Other briefing highlights
Looking ahead to 2014, UOB sees loan growth of around high single to low double digit (vs our 6% assumption). Growth in housing loans, however, is expected to slow down, especially in 2H2014, with loan approvals currently down by 30-40% from a year ago. The drop appears to be sharper than peers, who both reported a decline of 30% y-o-y. Management remains comfortable with the Thai and Indonesian operations, citing comfortable funding positions and asset quality trends. For Thailand, UOB is targeting to penetrate the supply chain of multi-national companies and to grow its business outside of Bangkok. For Indonesia, management said that the group will maintain its deposit pricing discipline and hence, will pace loan growth accordingly.

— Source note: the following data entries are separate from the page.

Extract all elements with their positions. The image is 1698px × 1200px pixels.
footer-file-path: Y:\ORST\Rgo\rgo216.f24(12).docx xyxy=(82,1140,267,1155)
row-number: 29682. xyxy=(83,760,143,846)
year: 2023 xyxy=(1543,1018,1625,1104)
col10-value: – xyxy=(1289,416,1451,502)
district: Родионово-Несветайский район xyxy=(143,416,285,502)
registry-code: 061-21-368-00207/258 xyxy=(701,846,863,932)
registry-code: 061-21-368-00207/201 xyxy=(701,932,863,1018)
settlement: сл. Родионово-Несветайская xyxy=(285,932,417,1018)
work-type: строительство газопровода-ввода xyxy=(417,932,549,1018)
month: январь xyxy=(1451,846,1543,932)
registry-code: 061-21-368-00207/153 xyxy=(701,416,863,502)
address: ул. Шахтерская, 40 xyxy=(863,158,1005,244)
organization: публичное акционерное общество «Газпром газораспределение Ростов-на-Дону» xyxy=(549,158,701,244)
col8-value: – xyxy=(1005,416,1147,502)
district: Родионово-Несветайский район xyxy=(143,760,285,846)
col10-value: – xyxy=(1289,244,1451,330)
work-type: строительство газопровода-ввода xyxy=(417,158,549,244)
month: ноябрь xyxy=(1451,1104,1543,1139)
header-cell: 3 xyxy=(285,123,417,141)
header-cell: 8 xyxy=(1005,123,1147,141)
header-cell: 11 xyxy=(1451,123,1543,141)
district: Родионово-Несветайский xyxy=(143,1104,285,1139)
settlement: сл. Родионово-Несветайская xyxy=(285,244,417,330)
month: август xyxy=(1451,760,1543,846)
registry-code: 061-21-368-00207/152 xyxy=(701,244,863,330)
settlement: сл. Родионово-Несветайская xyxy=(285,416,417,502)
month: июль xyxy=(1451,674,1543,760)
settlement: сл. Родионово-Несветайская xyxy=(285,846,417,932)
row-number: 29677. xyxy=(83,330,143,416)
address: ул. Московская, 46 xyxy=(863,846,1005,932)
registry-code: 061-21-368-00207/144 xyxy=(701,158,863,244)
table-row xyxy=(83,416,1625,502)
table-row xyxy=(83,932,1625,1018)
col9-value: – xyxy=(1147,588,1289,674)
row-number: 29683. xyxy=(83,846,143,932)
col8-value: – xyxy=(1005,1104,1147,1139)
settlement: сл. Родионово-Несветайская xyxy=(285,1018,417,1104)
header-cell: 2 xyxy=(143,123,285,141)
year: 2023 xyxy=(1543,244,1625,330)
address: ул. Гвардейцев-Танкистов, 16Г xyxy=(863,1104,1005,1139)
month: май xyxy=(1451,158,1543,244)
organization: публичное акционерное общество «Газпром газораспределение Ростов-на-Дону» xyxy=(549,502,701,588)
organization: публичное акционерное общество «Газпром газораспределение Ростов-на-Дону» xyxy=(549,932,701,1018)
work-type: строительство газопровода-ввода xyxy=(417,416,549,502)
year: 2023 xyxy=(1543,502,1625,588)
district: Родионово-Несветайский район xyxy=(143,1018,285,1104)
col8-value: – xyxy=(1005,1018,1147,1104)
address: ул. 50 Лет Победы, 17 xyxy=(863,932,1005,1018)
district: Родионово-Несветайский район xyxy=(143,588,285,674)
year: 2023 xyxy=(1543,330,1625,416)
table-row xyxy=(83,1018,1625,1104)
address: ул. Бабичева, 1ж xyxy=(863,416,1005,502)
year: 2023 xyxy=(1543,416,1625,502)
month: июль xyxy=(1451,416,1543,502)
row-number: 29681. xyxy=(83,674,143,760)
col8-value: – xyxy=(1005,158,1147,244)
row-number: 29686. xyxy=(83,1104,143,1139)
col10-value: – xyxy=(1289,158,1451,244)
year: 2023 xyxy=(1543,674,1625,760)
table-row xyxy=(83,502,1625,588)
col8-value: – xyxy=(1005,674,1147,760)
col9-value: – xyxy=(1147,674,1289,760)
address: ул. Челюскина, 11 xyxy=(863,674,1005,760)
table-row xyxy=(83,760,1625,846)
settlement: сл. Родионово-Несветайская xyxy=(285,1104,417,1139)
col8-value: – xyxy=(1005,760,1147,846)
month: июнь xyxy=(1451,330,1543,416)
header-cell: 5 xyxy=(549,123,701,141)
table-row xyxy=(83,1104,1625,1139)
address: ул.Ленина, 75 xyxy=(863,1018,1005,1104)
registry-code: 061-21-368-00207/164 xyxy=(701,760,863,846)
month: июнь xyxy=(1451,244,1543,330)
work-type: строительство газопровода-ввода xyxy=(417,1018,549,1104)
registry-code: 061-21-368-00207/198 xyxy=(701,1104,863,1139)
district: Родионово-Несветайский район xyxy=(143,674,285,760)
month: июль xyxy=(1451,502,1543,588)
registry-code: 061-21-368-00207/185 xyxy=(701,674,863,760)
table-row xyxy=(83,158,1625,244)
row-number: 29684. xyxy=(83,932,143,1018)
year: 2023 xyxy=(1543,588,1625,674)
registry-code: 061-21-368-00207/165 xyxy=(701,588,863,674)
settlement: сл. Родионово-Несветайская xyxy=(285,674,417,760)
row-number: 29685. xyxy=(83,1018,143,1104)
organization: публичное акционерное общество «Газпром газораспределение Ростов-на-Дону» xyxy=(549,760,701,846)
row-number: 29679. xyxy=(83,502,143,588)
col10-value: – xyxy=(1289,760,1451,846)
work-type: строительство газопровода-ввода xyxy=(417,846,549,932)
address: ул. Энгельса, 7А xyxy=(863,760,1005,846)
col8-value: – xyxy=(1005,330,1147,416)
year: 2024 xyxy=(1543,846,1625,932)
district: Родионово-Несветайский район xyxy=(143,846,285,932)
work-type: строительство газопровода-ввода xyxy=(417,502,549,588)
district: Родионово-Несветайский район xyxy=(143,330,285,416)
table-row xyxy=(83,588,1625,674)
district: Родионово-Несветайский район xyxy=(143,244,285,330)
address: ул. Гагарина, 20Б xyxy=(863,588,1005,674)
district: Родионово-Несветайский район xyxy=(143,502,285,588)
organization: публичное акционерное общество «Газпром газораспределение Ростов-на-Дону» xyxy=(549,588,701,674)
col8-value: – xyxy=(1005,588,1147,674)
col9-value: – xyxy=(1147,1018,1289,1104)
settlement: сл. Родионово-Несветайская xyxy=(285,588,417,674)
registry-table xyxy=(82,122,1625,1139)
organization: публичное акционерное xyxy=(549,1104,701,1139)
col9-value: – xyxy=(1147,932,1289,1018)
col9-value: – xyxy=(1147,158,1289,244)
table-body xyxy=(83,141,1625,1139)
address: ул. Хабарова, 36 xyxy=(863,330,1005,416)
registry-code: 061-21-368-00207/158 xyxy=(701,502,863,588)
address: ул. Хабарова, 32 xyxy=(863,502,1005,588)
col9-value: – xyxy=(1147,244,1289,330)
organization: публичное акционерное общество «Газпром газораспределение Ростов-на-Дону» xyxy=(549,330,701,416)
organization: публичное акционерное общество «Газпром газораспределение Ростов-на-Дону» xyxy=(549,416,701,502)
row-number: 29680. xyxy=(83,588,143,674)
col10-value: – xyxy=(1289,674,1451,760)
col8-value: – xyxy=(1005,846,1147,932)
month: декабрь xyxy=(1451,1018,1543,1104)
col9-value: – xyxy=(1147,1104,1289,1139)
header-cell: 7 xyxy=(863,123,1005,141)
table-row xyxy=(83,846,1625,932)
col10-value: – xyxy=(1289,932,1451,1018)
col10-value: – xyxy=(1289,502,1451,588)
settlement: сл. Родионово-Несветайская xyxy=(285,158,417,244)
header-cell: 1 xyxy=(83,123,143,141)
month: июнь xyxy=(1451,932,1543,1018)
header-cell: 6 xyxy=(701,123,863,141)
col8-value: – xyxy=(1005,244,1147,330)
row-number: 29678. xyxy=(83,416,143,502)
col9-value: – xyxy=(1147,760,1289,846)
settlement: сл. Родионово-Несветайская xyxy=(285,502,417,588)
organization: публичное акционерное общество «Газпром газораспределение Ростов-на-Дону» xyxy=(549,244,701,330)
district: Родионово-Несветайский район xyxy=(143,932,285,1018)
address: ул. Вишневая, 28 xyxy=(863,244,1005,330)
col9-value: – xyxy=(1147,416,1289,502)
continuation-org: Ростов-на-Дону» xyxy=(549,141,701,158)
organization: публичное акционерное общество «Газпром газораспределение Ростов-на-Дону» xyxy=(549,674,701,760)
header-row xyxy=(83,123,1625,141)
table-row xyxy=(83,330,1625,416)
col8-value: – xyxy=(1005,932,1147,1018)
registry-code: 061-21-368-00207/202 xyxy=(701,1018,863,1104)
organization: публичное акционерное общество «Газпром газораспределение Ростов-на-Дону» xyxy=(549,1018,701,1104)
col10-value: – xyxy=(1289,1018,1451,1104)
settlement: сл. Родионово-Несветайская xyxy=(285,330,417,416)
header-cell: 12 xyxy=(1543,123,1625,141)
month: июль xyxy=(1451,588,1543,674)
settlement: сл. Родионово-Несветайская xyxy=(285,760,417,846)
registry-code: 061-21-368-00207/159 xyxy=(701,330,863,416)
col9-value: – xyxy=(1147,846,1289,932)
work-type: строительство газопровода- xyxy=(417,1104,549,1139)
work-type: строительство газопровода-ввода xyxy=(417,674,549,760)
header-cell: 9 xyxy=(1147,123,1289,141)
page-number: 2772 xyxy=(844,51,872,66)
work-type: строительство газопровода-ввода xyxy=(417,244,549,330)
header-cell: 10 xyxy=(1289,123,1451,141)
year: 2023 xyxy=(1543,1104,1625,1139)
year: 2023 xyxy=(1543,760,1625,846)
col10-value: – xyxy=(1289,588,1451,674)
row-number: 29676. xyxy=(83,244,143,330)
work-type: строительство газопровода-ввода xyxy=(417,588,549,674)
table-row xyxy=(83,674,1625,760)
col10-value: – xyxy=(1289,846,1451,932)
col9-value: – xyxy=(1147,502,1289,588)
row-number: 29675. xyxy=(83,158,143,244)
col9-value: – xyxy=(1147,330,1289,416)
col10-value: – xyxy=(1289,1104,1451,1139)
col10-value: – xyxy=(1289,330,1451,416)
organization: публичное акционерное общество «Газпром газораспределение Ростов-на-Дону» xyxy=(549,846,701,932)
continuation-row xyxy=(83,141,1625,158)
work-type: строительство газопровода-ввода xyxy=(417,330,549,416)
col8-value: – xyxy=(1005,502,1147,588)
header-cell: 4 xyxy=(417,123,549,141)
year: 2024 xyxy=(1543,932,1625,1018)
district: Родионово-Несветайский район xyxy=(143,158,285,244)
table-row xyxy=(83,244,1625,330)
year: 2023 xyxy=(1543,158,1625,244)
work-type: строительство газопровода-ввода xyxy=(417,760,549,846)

Finally, while UOB remains open to potential M&A activities, management stressed this will only be done at the right price and if there are synergies to be reaped. While Hong Kong is an attractive market to capture China flows, management highlighted that this will need to be weighed against the steps China is taking to liberalise its economy (eg Shanghai Free Trade Zone).
Risks
The risks include: i) slower-than-expected loan growth, ii) weaker-than-expected NIMs, iii) weaker-than-expected capital market activities, iv) a deterioration in asset quality, and v) adverse impact from rising bond yields on the securities portfolio.
Forecasts
No changes to our earnings forecasts.
Valuation and recommendation
We tweak up our FV to SGD24.50 (from SGD24.40), after rolling forward our valuation base year to end-2014 (previously June 2014) and reducing our target P/BV multiple to 1.45x from 1.5x. Our new 1.45x P/BV, which is a similar target P/BV multiple that we ascribe to OCBC (OCBC SP, NEUTRAL, FV: SGD10.90), is at a slight discount to the stock's five-year average P/BV multiple of 1.5x, to reflect the potential impact ahead from the slowdown in mortgage approvals, which appears to be sharper than peers. On balance, UOB did manage to report some decent underlying trends this quarter, such as stable NIMsand further improvement in asset quality. Over the longer term, we think the group is well-positioned to benefit from Asean's rise as a new growth haven. Reiterate BUY.
Company Profile
UOB is the second-largest Singapore bank by loan. It also has significant operations in Malaysia, Thailand & Indonesia.